Выбрать главу

Ей стало страшно. Она почувствовала, что сейчас сорвется в пропасть, и она не знала, что ждет ее на дне этой пропасти, удивительная радость или опасность с волчьими клыками. Она хотела бежать и не двигалась с места. Она была уверена, что далекий загадочный мир, который всегда хотела познать, мир, такой тревожный и волнующий, внезапно оказался рядом.

Гризельда резким движением высвободила руку и встала. Холодным тоном бросила:

— Пора возвращаться.

Замок оставался на прежнем месте. Это был замок Кинкельдов. Его разрушили англичане в XVII веке. Затем его восстановили, но он был снова разрушен ирландцами в начале XIX века, и сейчас от него оставались только стены. Остатки рода Кинкельдов давно перебрались в Америку.

* * *

Ни он, ни она не произнесли ни слова во время обратной дороги. Застыв рядом на жестких сиденьях, они, казалось, были превращены в камень гремящим демоном машины, охвачены им и стали его частью, подобно медной трубе клаксона и глазам-фарам улитки. Мотор торжествующе рычал и фыркал на своих пассажиров синим облаком, воняющим бензином.

Когда они подъехали к началу дамбы, Гризельда ожила, повернулась к Шауну Аррану и попросила остановиться. Она хотела вернуться домой пешком. Спрыгнув на землю, он протянул ей руку, чтобы помочь сойти. Но она сделала вид, что не заметила его руки и сошла с машины самостоятельно, опираясь на сиденье.

Когда она стояла перед ним, опустив взгляд, она видела его башмаки из грубой кожи напротив тонкой туфельки из гладкой замши, выглядывавшей из-под края ее юбки. Осторожно спрятав ее, она подняла глаза на Шауна и улыбнулась ему, пробормотав:

— До понедельника!..

Внезапно ей почудилось, что сейчас он устремится вперед, к ней, схватит ее. Но он, странно дернувшись, ограничился тем, что молча забрался на свое сиденье.
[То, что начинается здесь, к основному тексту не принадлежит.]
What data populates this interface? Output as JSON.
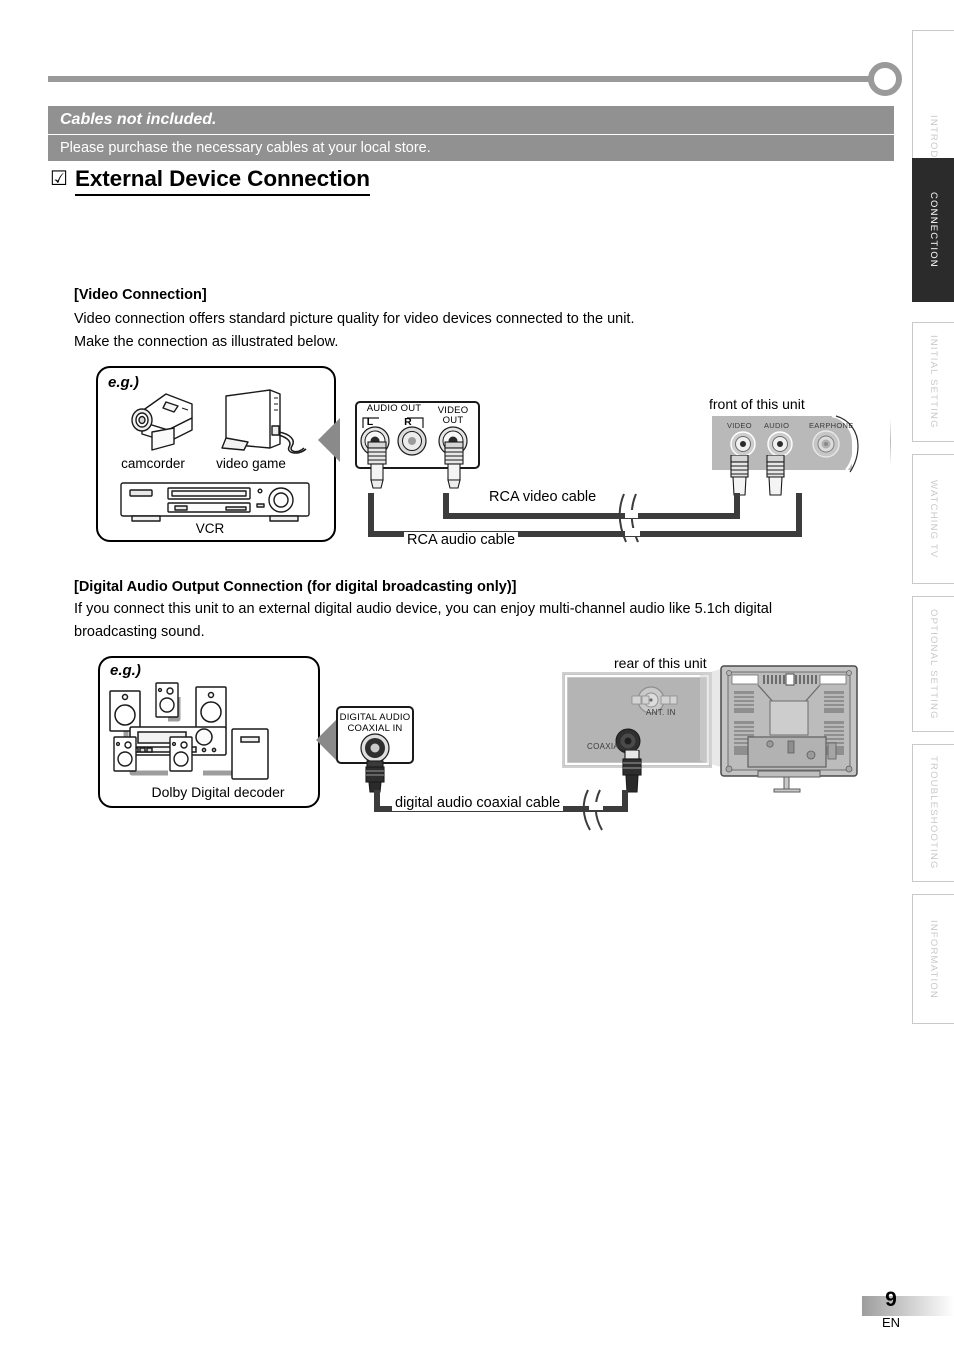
{
  "notice": {
    "title": "Cables not included.",
    "body": "Please purchase the necessary cables at your local store."
  },
  "heading": {
    "check_glyph": "☑",
    "title": "External Device Connection"
  },
  "sections": [
    {
      "heading": "[Video Connection]",
      "lines": [
        "Video connection offers standard picture quality for video devices connected to the unit.",
        "Make the connection as illustrated below."
      ],
      "example_label": "e.g.)",
      "devices": [
        "camcorder",
        "video game",
        "VCR"
      ],
      "source_panel": {
        "group_label": "AUDIO OUT",
        "jack_l": "L",
        "jack_r": "R",
        "video_label_1": "VIDEO",
        "video_label_2": "OUT"
      },
      "unit_label": "front of this unit",
      "unit_jacks": [
        "VIDEO",
        "AUDIO",
        "EARPHONE"
      ],
      "cables": [
        "RCA video cable",
        "RCA audio cable"
      ]
    },
    {
      "heading": "[Digital Audio Output Connection (for digital broadcasting only)]",
      "lines": [
        "If you connect this unit to an external digital audio device, you can enjoy multi-channel audio like 5.1ch digital",
        "broadcasting sound."
      ],
      "example_label": "e.g.)",
      "devices": [
        "Dolby Digital decoder"
      ],
      "source_panel": {
        "label_1": "DIGITAL AUDIO",
        "label_2": "COAXIAL IN"
      },
      "unit_label": "rear of this unit",
      "unit_jacks": [
        "ANT. IN",
        "COAXIAL"
      ],
      "cables": [
        "digital audio coaxial cable"
      ]
    }
  ],
  "sidebar": {
    "tabs": [
      {
        "label": "INTRODUCTION",
        "active": false
      },
      {
        "label": "CONNECTION",
        "active": true
      },
      {
        "label": "INITIAL  SETTING",
        "active": false
      },
      {
        "label": "WATCHING  TV",
        "active": false
      },
      {
        "label": "OPTIONAL  SETTING",
        "active": false
      },
      {
        "label": "TROUBLESHOOTING",
        "active": false
      },
      {
        "label": "INFORMATION",
        "active": false
      }
    ]
  },
  "footer": {
    "page_number": "9",
    "language": "EN"
  },
  "colors": {
    "notice_bar": "#919191",
    "rule": "#9a9a9a",
    "active_tab": "#2b2b2b",
    "cable": "#3c3c3c",
    "arrow": "#8a8a8a",
    "panel_gray": "#b4b4b4"
  }
}
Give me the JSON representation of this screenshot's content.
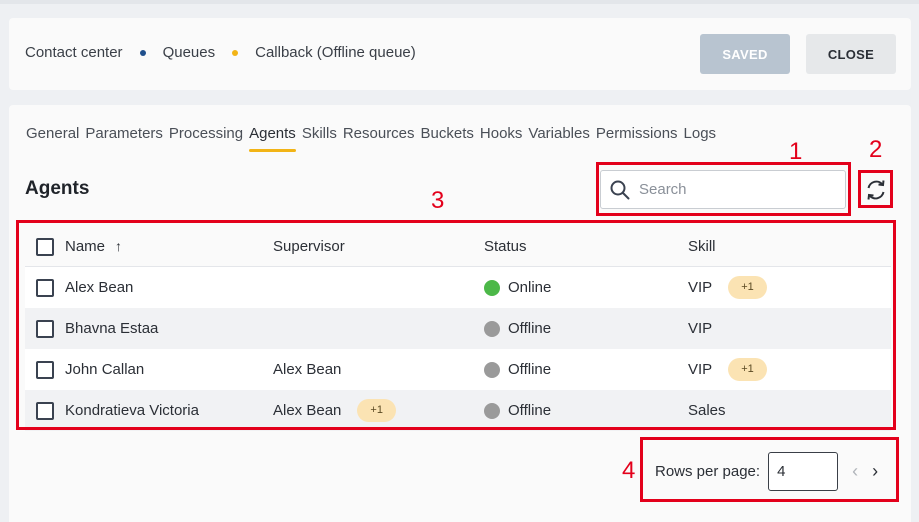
{
  "breadcrumb": [
    "Contact center",
    "Queues",
    "Callback (Offline queue)"
  ],
  "buttons": {
    "saved": "SAVED",
    "close": "CLOSE"
  },
  "tabs": [
    "General",
    "Parameters",
    "Processing",
    "Agents",
    "Skills",
    "Resources",
    "Buckets",
    "Hooks",
    "Variables",
    "Permissions",
    "Logs"
  ],
  "active_tab": "Agents",
  "section_title": "Agents",
  "search": {
    "placeholder": "Search",
    "value": ""
  },
  "table": {
    "columns": [
      "Name",
      "Supervisor",
      "Status",
      "Skill"
    ],
    "sort_indicator": "↑",
    "rows": [
      {
        "name": "Alex Bean",
        "supervisor": "",
        "supervisor_extra": "",
        "status": "Online",
        "skill": "VIP",
        "skill_extra": "+1"
      },
      {
        "name": "Bhavna Estaa",
        "supervisor": "",
        "supervisor_extra": "",
        "status": "Offline",
        "skill": "VIP",
        "skill_extra": ""
      },
      {
        "name": "John Callan",
        "supervisor": "Alex Bean",
        "supervisor_extra": "",
        "status": "Offline",
        "skill": "VIP",
        "skill_extra": "+1"
      },
      {
        "name": "Kondratieva Victoria",
        "supervisor": "Alex Bean",
        "supervisor_extra": "+1",
        "status": "Offline",
        "skill": "Sales",
        "skill_extra": ""
      }
    ]
  },
  "pagination": {
    "label": "Rows per page:",
    "value": "4"
  },
  "annotations": [
    "1",
    "2",
    "3",
    "4"
  ],
  "colors": {
    "accent": "#f2b416",
    "online": "#4cb848",
    "offline": "#9a9a9a",
    "annotation": "#e3001b"
  }
}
Затем с силой рванул рычаги; металл и огонь воспроизвели рев дракона, которому наступили на хвост, и машина рванулась с места, словно сойдя с ума, рыча и разбрасывая камни из-под колес.

Гризельда удовлетворенно вздохнула и направилась по дамбе к дому. Заканчивался вечер, спокойный и мирный. Шум мотора затихал за ее спиной, а рокот морских волн приближался спереди. Прилив достиг высшей точки. Огромная масса воды на краткий миг застыла в равновесии, остановившись в своем вечном движении, после чего началось отступление. На гладкой поверхности моря играли пурпурные, аквамариновые и зеленые краски. Остров лежал перед ней, массивный и знакомый, словно вынырнувший из волшебного путешествия по переливам волн. Ардан, обезумевший от радости, мчался с лаем к ней по склону. Гризельда почувствовала, что охватившая ее радость сейчас заставит ее танцевать. Тело казалось ей необычно легким, каждое его движение было согласовано с морем и небом. Она побежала навстречу красно-белому псу с пятнами тени, и они встретились на нижней части лужайки. Ардан подпрыгнул и лизнул ее в лицо. Схватив его и прижав к себе, Гризельда упала вместе с ним на траву; она смеялась, пес лаял. Море со вздохом начало отступать.

* * *

Следующее воскресенье было третьим в этом месяце, и в этот день преподобный отец Джон Артур Бертон после окончания службы обедал на острове Сент-Альбан. Высокий, худой, давно облысевший старик, судя по всему, в молодости обладавший рыжей шевелюрой. Несколько лет он провел в Папуасии, где проповедовал среди туземцев христианство. Вернулся на родину хромым, облысевшим и без жены. Злые языки утверждали, что ее, а заодно и левую ногу проповедника съели новообращенные. Если и так, то его душа осталась незатронутой. Он по-прежнему был розовым как снаружи, так и изнутри.

— Обратимся к Господу, — произнес он, обращаясь к собравшемуся в салоне семейству. Это давно превратилось в традицию, когда преподобный отец совершал непродолжительный обряд перед тем, как собравшиеся садились за стол. Это ежемесячное общение с Богом избавляло обитателей Сент-Альбана от утомительных воскресных поездок в Муллиган.

Сэр Джон стоял под портретом сидевшего на коне Джонатана. Справа от него небольшой группой стояли леди Гарриэтта, Амбруаз Онжье и тетушка Августа, посетившая остров с намерением сообщить брату что-то важное. Слева от сэра Джона толпились его дочери. Перед собравшимися стоял преподобный Бертон; справа от него — зеленое кресло, слева — коричневый пуф с кисточками, а сзади — низкий столик, на котором возвышалась громадная ваза с охапкой цветов.